McPin research director Vanessa Pinfold shares her and the team’s reflections on the year gone.
A privilege to reflect
A recent tradition at McPin is an end of year reflections session followed by a team meal.
It isn’t always easy to reflect when you don’t feel 100% or are unsure of how personal to make your piece. We feel these dilemmas but also the power of getting the team together and hearing from each other what have been the personal highlights – as well as the motivations for 2024.
We have a fantastic team working across many mental health projects – 43 at last count – all centring lived experience expertise to generate knowledge useful for affecting meaningful change.
It was a privilege to reflect together and appreciate people’s creativity and thoughtfulness for each other and the work we do together.
There is a Tibetan Buddhist notion of the horse symbolising emotions while the rider is said to represent rationale - the two of these working together in perfect harmony, with neither being more powerful than the other.
Words of wisdom
I wanted to share one example which pretty much sums up what we are trying to achieve at McPin. One staff member created a piece of art on her reflections drawing upon poetry and nature. If you look carefully you can see a horse.

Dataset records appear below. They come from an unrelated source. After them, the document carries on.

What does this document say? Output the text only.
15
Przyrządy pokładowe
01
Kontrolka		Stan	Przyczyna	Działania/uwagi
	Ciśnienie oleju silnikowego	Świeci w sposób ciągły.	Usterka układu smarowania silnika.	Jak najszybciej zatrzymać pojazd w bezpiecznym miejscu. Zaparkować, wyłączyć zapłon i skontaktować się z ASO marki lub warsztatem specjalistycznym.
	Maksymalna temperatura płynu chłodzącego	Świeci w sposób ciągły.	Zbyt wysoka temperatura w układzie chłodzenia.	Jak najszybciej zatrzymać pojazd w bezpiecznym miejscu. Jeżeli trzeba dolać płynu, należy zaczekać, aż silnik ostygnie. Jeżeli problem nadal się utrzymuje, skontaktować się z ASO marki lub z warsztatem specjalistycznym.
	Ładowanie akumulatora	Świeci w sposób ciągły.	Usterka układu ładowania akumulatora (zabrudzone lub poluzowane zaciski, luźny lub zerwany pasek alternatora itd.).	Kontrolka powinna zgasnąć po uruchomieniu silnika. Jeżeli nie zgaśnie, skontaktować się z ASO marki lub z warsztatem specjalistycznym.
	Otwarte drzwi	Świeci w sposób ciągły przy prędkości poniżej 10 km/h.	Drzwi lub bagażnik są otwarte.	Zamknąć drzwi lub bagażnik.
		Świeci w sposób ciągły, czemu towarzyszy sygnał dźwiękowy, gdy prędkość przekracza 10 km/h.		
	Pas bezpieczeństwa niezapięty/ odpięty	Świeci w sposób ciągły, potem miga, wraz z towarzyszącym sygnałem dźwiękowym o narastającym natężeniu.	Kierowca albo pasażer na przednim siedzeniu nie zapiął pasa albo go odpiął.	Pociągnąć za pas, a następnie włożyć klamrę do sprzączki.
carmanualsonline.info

“There is a Tibetan Buddhist notion of the horse symbolising emotions while the rider is said to represent rationale. The two of these working together in perfect harmony, with neither being more powerful than the other, is a true reflection of the idea of wisdom.”
I thought a lot about this when thinking about McPin and the sort of collaborative work that we do; people with lived experience coming together with academics and thrashing out some wisdom!
Influencing and impact in 2023 – and beyond
A thread in the team’s reflections was the importance of influencing and impact – how people’s motivation at work was enabled by projects that directly led to change.
An example this year is our coproduction work with the Samaritans to develop a position statement on LGBTQIA+ communities and suicide.
Another is the gameChange study’s early valuation assessment from NICE, meaning adoption in the NHS is a step closer for a virtual reality therapy for social phobia among people with psychosis.
There is also our new work with the Lancet Psychiatry addressing the reporting of lived experience involvement in research within academic journals.
We will be prioritizing more influencing activities in 2024 – linking up with charities across the mental health sector to remind politicians seeking election that we need comprehensive health and social care for people experiencing mental health issues, a welfare system that is compassionate and supportive, a reformed Mental Health Act, preventative public health programmes addressing increasing inequality, and a 10-year strategy for mental health that recognises how poverty, climate change, wars and conflict, post-Covid impacts, and racial inequity, among other things, drive poor mental health.
A milestone for McPin
McPin also turned 10 years old this year – so it has been a year of reflections really for me personally.
A highlight was a party in July with staff past and present (where the main image for this blog is from) – lots of people connecting and reconnecting, seeing where a McPin journey had taken them and the friendships still in place.
A sense of teamwork is at the heart of McPin. That includes people who leave us for new challenges, our partners in universities and organizations across the UK, and the members of our groups who connect with us sharing their expertise from experience.
Thank you to everyone who has worked with us this year.